At this point, I’ve talked about plenty of whole foods that are chock full of protein. Now we’re going to venture into the controversial topic of processed foods. One of the main reasons people turn toward plant-based diets is to eliminate processed and packaged foods from their lives. Processing often eliminates many nutrients and adds unnecessary sugars and oils to food. Eating clean is definitely preferable, but avoiding packaged foods is sometimes not possible 100% of the time. I try to follow an 80/20 rule: eat whole, unprocessed foods 80% of the time, and packaged, processed foods 20% of the time. With that said, here are my favorite minimally processed and ultra processed vegan foods that have lots of protein.

Minimally Processed Foods

The rule of thumb for minimally processed foods is to make sure they have fewer than 5 ingredients and that those ingredients are all things you recognize (as opposed to “Red 37” or “maldexterose”). Foods that have more than 5 ingredients are considered part of this group too, as long as those additional ingredients consist of spices and whole foods.

Ezekiel Bread
The Food for Life brand has a TON of high-protein bread and cereal products, all of which are made from various sprouted grains and legumes. The process of sprouting grains maximizes nutrition, preserves important fibers, promotes digestibility, and increases antioxidants. Each of the Ezekiel 7 Grain English Muffins clock in at 8g of protein, while a ½ cup of their Ezekiel Cinnamon Raisin Sprouted Grain Cereal has 7g.

Nut Butter
An alternative way to enjoy nuts is in butter form. I personally love Manna Butter, especially their Cinnamon Date almond butter, which packs in 4g of protein per 2 tablespoons. Their highest-protein butter is Nuts ‘n Seeds, with 6g per 2 tablespoons. By the way, Manna Butter butter goes extremely well with Ezekiel Bread products!

Nutritional Yeast
Nutritional yeast is an easy way to add flavoring and more protein to your meals. It’s kind of like a vegan parmesan, if you will. Two tablespoons of nutritional yeast will get you 5g of protein at 40 calories.

Ultra Processed Foods

The title says it all: ultra processed foods have gone through extensive processing and often contain much more than five ingredients. Many of these ingredients are additives such as preservatives, emulsifiers, sweeteners, and artificial flavors and colors.

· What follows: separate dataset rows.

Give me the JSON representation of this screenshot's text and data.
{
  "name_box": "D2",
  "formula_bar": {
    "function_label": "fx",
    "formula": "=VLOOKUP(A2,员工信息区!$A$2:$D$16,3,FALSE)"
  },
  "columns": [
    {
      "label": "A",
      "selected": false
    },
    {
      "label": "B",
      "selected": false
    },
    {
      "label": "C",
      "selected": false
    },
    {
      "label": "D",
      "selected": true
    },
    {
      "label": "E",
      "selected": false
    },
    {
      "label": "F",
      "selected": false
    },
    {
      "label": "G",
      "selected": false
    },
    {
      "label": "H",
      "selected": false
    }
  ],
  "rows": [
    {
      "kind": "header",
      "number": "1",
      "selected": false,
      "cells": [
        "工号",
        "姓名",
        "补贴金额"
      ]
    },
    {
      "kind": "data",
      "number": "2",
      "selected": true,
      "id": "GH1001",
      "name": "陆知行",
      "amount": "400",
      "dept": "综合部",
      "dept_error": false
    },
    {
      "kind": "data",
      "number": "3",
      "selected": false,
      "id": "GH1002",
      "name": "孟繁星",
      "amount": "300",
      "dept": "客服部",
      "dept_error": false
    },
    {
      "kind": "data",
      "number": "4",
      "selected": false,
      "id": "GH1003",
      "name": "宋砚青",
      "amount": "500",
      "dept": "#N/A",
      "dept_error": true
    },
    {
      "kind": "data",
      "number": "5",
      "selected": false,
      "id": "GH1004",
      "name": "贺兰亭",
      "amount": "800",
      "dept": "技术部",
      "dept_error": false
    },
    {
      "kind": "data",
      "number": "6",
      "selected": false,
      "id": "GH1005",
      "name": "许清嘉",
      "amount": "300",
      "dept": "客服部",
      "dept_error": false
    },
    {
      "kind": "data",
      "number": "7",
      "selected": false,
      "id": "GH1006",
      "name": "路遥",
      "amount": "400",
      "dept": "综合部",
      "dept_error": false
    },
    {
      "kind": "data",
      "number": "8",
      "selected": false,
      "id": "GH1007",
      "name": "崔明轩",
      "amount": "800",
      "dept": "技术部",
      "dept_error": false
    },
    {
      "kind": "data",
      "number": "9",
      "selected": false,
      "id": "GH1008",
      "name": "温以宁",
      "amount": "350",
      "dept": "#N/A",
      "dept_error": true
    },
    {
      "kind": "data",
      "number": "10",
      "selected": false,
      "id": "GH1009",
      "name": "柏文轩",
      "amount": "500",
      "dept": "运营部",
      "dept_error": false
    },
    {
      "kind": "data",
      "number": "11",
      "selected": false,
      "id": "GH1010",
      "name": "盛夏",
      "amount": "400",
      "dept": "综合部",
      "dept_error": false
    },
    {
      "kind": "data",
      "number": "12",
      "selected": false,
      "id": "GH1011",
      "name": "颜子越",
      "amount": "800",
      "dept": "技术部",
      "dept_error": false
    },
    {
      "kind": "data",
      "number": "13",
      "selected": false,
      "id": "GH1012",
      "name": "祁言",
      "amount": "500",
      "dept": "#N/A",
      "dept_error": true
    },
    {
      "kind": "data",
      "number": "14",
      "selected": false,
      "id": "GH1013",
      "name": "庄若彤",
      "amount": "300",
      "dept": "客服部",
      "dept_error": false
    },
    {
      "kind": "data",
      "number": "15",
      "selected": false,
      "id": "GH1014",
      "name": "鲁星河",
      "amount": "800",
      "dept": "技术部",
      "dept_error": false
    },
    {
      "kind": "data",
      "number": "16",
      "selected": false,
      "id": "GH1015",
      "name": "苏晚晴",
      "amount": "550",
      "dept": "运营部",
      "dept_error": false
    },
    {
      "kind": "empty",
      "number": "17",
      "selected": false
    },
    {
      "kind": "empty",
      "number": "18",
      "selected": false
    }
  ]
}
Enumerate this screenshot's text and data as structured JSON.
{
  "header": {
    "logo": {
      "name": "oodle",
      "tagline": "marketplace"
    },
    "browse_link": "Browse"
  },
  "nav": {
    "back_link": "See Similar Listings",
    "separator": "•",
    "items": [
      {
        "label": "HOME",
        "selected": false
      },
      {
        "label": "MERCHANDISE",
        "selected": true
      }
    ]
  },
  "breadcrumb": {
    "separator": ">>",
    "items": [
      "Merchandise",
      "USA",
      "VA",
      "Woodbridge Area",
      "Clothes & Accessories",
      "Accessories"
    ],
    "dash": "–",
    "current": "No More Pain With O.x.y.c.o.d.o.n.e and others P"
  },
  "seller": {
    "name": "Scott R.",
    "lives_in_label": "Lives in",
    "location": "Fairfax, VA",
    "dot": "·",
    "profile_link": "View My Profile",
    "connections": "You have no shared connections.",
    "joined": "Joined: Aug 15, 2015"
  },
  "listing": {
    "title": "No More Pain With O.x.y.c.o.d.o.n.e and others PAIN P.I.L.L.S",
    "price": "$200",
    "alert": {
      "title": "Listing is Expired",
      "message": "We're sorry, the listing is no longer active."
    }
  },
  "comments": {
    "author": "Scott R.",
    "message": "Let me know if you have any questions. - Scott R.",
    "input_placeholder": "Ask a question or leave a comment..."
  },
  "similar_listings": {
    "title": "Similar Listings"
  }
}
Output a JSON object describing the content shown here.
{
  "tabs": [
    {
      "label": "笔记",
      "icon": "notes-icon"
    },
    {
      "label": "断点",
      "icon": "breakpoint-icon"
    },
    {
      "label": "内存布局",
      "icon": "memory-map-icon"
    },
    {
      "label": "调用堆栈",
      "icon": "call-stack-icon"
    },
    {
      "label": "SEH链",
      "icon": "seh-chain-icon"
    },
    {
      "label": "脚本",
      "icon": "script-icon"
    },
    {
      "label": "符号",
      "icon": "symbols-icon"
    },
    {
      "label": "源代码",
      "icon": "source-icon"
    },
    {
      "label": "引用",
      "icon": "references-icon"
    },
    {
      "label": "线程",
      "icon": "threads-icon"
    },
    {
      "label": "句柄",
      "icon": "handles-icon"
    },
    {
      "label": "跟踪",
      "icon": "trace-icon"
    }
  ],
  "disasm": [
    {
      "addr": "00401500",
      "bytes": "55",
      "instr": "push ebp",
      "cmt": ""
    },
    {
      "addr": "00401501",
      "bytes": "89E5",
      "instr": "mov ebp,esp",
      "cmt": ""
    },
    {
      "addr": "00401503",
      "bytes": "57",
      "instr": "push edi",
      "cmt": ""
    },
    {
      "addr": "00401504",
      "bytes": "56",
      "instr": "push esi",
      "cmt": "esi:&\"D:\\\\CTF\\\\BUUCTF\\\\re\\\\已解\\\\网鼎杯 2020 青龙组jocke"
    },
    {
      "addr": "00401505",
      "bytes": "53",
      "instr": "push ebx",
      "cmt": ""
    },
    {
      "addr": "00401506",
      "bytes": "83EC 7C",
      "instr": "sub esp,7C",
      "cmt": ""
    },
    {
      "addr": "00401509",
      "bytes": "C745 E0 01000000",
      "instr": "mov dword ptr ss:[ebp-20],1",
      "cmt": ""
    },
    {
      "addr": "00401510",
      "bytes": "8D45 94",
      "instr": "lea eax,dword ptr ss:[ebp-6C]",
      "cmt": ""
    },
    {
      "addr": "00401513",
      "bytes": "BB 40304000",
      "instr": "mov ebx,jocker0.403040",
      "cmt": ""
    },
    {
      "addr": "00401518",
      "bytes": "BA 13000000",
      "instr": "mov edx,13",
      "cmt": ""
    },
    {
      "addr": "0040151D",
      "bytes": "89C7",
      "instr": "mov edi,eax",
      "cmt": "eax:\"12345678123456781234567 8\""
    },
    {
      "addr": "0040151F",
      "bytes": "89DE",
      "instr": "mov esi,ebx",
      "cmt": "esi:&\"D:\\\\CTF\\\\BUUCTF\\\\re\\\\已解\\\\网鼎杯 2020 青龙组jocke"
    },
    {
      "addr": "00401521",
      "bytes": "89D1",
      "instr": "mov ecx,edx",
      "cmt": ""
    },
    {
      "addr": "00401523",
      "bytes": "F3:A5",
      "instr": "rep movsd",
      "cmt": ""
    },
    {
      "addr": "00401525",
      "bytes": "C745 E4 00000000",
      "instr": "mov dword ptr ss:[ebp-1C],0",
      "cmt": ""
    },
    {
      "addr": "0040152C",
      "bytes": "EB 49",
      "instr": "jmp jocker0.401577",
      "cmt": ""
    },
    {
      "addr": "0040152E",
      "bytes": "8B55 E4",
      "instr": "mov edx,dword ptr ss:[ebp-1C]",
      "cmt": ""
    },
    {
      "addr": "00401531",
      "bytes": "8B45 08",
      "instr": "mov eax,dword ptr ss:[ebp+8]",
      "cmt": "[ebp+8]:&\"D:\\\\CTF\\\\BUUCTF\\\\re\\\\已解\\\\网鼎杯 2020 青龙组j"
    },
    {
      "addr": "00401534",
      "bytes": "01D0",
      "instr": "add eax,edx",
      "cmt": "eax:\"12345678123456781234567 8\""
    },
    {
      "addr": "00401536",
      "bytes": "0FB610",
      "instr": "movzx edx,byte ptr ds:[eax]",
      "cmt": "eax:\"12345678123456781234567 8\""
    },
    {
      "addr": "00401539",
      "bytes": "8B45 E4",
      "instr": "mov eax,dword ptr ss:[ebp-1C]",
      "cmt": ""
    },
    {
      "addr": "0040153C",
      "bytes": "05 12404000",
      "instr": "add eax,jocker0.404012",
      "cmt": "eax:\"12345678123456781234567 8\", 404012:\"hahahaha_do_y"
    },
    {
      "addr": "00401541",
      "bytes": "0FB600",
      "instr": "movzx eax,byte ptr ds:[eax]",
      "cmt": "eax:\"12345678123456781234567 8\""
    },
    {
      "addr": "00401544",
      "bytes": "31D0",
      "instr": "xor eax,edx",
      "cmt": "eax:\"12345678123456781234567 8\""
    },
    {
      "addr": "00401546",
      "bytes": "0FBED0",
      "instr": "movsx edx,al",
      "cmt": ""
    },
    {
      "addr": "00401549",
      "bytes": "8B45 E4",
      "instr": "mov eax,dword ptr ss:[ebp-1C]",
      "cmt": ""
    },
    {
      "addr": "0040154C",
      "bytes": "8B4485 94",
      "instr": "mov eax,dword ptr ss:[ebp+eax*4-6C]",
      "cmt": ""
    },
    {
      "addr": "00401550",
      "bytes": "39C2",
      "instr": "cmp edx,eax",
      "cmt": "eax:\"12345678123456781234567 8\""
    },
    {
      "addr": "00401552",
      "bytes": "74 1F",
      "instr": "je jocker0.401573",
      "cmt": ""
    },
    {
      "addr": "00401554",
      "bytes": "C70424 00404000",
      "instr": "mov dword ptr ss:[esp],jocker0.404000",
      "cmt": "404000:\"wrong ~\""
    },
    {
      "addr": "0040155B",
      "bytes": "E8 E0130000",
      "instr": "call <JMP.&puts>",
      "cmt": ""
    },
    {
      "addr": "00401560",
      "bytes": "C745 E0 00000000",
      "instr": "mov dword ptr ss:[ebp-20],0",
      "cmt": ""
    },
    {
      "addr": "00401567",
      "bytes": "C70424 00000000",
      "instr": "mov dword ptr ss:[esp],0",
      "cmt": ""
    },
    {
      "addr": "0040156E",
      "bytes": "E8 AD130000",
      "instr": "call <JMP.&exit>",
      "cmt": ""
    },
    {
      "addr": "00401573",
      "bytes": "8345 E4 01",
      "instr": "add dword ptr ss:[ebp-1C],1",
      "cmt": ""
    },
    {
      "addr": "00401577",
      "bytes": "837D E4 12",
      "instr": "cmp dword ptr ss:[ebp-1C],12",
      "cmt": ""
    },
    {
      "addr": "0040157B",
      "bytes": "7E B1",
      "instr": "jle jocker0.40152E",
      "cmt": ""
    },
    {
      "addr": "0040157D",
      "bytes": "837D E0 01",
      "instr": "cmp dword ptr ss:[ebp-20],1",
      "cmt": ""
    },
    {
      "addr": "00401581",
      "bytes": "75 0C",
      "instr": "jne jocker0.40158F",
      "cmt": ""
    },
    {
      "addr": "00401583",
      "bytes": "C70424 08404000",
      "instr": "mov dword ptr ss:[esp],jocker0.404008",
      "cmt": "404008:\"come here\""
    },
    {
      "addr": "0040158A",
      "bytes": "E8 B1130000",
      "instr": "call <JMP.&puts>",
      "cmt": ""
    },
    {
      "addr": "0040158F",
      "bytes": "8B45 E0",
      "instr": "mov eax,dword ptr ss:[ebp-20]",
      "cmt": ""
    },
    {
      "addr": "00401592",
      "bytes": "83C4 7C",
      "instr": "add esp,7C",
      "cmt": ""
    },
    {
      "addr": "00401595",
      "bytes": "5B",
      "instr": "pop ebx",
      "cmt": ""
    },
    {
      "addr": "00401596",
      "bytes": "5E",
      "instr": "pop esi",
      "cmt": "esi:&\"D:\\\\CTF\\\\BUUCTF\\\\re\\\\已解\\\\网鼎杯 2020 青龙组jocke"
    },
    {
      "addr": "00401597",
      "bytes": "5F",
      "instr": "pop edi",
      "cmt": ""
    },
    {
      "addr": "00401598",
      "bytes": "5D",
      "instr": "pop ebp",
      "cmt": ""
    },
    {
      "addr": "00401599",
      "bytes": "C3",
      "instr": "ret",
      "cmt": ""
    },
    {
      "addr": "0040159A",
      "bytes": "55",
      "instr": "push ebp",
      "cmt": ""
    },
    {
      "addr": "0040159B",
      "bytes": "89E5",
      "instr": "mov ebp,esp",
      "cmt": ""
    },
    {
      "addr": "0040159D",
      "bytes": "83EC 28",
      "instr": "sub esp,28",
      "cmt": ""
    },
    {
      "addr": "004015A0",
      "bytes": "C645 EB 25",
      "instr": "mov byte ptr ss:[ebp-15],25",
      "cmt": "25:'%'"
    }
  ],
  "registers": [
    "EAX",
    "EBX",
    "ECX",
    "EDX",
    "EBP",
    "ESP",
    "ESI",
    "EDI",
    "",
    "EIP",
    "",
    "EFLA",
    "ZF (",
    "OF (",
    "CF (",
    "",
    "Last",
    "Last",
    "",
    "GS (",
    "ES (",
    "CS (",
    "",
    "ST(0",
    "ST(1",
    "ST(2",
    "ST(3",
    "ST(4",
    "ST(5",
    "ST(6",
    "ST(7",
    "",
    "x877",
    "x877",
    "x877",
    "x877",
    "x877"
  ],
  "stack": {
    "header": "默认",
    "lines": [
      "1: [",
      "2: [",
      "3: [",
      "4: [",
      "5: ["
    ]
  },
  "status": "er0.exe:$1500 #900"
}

Kite Hill Greek Style Yogurt
One of the foods I missed the most when I switched from a vegetarian to a vegan diet was Greek yogurt. At the time, there were a few vegan options, but none of them contained a good amount of protein; plant-based options had around 2-5g per serving compared with 17-20g from OG Greek yogurt. I’m happy to report that Kite Hill has stepped in with their plant-based Greek Style yogurt. This yogurt contains 15g of protein, along with probiotics that are essential to gut health.

Beyond Burger Patties
I’ll admit, I eat these a lot. It’s hard not to! They’re absolutely delicious, and have 20 grams of protein per patty with zero added sugars, which is comparable to a regular hamburger. Best of all, this plant-based burger has a positive effect on the environment. According to their website, producing a Beyond Burger takes 97% less water, 97% less land, 90% fewer Greenhouse Gas Emissions than a beef patty.

Tofurky Peppered Slices
These “deli slices” are an easy way to add more protein to your diet without adding too many calories. Five slices of Tofurky is only 100 calories and 13g of protein! These are also perfect for a keto diet, as they only contain 5 carbs per serving.


As you can see, there is an abundance of high-protein foods that can be eaten within the boundaries of a plant-based diet. I hope that gives you reassurance if you are interested in going vegan or incorporating more plants into your diet.